# Wolves sign restricted free agent Greg Stiemsma to offer sheet



## Bubbles (Nov 12, 2005)

> MINNEAPOLIS — Greg Stiemsma’s patience with the Minnesota Timberwolves appears to have paid off.
> 
> After waiting more than a week for the Timberwolves to finish their dalliance with Nicolas Batum, Stiemsma agreed to terms on an offer sheet with the Wolves on Saturday, his agent Mike Naiditch said.
> 
> ...


http://www.washingtonpost.com/sports/wizards/wolves-sign-restricted-free-agent-greg-stiemsma-to-offer-sheet/2012/07/21/gJQA5YCp0W_story.html


----------



## R-Star (Jun 13, 2002)

And the white get whiter.


----------



## doctordrizzay (May 10, 2011)

Does it really matter black or white?


----------



## BlakeJesus (Feb 1, 2006)

Really like this move by the Wolves.

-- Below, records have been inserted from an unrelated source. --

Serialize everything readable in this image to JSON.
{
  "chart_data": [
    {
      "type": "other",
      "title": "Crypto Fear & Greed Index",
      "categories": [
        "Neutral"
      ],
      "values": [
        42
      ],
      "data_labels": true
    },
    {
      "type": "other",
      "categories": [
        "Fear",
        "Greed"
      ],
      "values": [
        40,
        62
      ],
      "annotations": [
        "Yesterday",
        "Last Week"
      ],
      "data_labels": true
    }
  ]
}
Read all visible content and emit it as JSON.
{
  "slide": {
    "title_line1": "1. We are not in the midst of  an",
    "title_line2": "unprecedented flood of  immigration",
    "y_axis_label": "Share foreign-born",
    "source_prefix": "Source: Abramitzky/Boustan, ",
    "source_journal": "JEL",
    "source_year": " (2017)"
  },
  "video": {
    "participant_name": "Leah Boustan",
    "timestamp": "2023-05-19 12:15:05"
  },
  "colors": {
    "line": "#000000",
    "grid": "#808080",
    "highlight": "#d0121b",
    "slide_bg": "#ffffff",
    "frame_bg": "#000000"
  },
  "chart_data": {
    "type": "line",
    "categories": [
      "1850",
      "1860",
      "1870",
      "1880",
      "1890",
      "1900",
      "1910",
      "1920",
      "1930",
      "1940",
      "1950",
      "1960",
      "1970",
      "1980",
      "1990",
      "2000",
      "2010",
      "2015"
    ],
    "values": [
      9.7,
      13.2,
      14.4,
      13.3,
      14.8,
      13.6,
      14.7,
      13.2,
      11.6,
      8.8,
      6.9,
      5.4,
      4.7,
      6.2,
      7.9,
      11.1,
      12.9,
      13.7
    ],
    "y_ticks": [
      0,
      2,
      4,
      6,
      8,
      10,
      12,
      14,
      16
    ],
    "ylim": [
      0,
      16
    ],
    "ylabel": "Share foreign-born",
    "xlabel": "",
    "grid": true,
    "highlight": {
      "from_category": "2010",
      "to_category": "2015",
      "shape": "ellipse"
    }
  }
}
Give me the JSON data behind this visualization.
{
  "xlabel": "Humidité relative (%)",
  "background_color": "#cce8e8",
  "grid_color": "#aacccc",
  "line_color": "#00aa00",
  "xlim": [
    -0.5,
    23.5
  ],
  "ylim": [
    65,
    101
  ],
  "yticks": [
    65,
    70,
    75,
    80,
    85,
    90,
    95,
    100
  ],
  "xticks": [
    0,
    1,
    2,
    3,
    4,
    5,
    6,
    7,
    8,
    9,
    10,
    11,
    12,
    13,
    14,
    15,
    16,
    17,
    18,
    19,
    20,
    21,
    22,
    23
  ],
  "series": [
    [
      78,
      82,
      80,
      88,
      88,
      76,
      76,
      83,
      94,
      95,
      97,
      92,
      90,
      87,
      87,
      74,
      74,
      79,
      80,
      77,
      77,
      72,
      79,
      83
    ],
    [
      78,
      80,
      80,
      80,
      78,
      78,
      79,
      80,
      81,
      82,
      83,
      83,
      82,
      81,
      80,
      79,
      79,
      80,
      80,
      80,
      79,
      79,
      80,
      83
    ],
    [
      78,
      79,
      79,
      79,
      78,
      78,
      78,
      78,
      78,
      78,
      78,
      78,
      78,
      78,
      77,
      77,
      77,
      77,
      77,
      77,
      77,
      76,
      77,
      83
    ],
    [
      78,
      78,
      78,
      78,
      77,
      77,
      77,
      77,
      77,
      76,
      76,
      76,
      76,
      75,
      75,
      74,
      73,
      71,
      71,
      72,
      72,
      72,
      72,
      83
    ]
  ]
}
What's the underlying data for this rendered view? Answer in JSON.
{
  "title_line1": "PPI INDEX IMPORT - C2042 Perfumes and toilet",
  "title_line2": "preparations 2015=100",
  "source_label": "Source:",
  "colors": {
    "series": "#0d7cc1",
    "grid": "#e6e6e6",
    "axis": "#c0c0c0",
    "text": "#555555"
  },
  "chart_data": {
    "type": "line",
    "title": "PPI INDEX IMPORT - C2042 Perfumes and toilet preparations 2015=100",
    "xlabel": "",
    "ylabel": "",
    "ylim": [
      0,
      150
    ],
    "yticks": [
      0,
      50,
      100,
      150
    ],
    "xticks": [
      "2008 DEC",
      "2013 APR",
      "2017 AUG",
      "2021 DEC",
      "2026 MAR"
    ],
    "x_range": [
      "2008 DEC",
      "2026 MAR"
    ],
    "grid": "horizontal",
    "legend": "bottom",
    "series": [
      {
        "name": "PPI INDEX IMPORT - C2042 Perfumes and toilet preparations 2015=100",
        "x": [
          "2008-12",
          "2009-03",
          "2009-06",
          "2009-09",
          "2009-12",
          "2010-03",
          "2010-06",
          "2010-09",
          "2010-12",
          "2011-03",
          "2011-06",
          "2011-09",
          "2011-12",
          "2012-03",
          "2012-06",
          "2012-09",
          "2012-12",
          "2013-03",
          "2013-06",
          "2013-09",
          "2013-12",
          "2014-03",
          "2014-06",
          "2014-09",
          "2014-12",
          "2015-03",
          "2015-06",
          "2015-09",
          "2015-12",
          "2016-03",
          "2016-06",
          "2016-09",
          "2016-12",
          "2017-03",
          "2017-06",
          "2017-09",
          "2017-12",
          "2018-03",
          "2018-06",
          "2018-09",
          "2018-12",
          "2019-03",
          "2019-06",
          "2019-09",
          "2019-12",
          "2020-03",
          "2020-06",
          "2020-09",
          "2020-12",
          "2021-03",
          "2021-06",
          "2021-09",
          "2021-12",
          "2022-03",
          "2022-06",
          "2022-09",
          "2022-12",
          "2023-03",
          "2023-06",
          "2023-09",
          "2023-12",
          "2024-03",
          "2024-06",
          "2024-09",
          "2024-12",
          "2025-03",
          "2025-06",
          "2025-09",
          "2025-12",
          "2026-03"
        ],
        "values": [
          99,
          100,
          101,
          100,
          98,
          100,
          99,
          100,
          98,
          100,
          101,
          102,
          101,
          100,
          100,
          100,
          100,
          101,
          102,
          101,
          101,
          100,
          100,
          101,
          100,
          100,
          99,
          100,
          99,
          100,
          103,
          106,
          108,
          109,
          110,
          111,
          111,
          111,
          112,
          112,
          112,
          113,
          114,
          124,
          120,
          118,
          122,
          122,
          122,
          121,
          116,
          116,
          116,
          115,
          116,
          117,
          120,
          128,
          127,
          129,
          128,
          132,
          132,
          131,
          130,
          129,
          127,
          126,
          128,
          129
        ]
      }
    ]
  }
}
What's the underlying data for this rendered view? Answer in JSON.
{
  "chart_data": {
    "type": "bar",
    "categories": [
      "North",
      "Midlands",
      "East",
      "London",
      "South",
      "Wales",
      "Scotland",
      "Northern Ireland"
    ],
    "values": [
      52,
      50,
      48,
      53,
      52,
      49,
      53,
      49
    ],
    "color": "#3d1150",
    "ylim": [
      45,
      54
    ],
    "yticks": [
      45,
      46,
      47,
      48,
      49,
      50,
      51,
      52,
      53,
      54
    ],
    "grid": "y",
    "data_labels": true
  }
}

He seems like he could be a really nice fit with Love at certain spots in games. I think this could work well if they wanted to get Derrick Williams more minutes at PF as well.


----------



## Bogg (May 4, 2009)

He'll be a good backup for Pekovic. If you're starting Kevin Love then you need some big centers who can bang bodies inside and protect the rim. Stiemsma's two best skills are gooning it up and blocking shots, and he can even finish some lobs to the rim, so I like the fit.


----------